Publié par Dalila Bouaziz le - mis à jour à

Gaëlle Le Floch, experte Kantar, revient sur le bilan de la consommation 2021. L'année est en baisse de 2,2% en valeur, et -3,6% en volume, soit une croissance de 5,6% en valeur comparé à 2019, ce qui est donc très supérieur aux croissances moyennes d'avant crise.

La crise sanitaire a laissé des traces : en 2021, le premier sujet de préoccupation des consommateurs reste la santé (pour 88 % des Français), devant le pouvoir d'achat (pour 83 % des Français). Les consommateurs ont parfaitement intégré que leur alimentation reste leur meilleur allié pour rester en bonne santé. Les recettes du manger sain sont désormais bien connues, et les marchés de la transition alimentaire représentent 21 % du marché total PGC-FLS (Produits de grande consommation et Frais libre-service : alimentaire, liquides, hygiène beauté, entretien) . De nombreux marqueurs de cette transition sont toujours dynamiques et progressent en valeur sur l'année écoulée : les produits sans conservateurs (+17 %), les produits équitables (+9 %), les produits écologiques et naturels (+19 %) et les produits locaux (+2 %).
Autre percée notable, celle de la lutte contre le gaspillage : 85,3 % des consommateurs essaient d'acheter moins pour éviter le gaspillage, et sont de plus en plus nombreux à utiliser des applis anti-gaspi (23 %), à surveiller les dates de péremption (62 %), à acheter des dates de DLC courtes (43 %) ou encore à acheter du vrac (40 %).
« Malgré la transformation sans précédent chez les marques de l'agro-alimentaire et les investissements pour la conversion vers le végétal, la rénovation des recettes, la chasse aux additifs, les marques ont encore du mal à convaincre les consommateurs, analyse Gaëlle Le Floch, directrice marketing de Kantar Worldpanel France. Seulement 10 % d'entre elles sont perçues comme responsables, les efforts engagés sont donc encore insuffisants et un long chemin reste à parcourir pour les industriels et les enseignes. » À ce titre, 83 % des consommateurs attendent des engagements concrets de la part des marques et ces nouvelles exigences ont déjà conduit 2 consommateurs sur 3 à arrêter d'acheter un produit à cause de son impact négatif sur l'environnement.

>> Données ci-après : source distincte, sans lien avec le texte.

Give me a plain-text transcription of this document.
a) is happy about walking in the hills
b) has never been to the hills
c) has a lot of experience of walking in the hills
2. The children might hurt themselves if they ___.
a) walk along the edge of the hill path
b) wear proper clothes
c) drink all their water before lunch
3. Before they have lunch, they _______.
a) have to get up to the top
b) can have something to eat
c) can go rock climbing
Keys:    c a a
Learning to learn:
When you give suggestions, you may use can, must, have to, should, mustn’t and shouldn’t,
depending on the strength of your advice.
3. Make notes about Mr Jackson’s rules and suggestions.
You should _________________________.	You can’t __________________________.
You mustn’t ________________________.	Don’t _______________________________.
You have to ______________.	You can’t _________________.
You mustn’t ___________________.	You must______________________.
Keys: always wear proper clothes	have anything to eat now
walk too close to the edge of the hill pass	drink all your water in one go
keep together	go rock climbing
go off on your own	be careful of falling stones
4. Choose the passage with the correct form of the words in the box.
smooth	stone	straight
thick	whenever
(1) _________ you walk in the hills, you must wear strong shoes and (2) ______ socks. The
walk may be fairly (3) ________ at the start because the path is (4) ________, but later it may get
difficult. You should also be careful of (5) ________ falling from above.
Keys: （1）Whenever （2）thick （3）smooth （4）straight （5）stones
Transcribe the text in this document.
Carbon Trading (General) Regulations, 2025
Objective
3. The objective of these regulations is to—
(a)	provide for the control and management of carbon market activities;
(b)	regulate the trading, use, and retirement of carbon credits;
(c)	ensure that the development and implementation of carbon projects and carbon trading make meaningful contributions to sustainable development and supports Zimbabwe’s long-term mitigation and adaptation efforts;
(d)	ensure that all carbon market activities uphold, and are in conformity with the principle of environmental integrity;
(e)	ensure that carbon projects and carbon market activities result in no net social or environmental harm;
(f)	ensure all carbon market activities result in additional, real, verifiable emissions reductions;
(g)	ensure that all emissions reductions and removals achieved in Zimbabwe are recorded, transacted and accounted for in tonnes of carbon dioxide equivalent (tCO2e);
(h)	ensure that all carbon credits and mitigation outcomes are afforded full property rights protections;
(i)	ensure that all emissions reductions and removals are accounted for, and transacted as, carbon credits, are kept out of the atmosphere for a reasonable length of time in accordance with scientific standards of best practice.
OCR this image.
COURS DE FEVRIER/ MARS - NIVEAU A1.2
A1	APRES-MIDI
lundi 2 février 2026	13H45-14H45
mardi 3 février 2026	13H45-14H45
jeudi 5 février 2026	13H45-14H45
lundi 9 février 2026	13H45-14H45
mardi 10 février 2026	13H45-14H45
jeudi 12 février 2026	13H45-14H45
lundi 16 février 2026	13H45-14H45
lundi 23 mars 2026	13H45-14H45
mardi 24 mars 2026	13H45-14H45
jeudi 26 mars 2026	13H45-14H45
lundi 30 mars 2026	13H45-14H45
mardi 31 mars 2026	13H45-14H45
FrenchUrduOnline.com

Les indépendants continuent à creuser l'écart et pèsent désormais la moitié du marché PGC

« Depuis quelques semaines les Français anticipent des hausses de prix pour leur alimentation et la médiatisation sur le sujet des prix et du pouvoir d'achat vient exacerber une sensibilité prix/promotion déjà bien installée chez les consommateurs, rappelle Gaëlle Le Floch. La préoccupation prix se positionne déjà en premier critère dans les achats des Français, et ils vont mécaniquement constater avec plus d'acuité les effets de l'inflation lors de leurs passages en caisse en raison : de la baisse de la fréquence d'achat qui entraîne des paniers moyens plus conséquents. » Si l'Insee classe 15 % des foyers en classe modeste, Kantar estime que 32 % des ménages représentent des foyers « vulnérables », soit des foyers qui se sentent en situation de précarité et craignent le déclassement, ce qui laisse présager une consommation à deux vitesses qui se dessine déjà. « Cette typologie de ménages a pour intention de réduire tous les postes de dépenses alimentaires et non alimentaires, en limitant l'achat de certaines catégories ou en envisageant d'acheter plus de 1er prix, de MDD, de produits en promotion ou en privilégiant le fait-maison, les solutions anti-gaspi, les EDMP ou encore le drive », précise Kantar.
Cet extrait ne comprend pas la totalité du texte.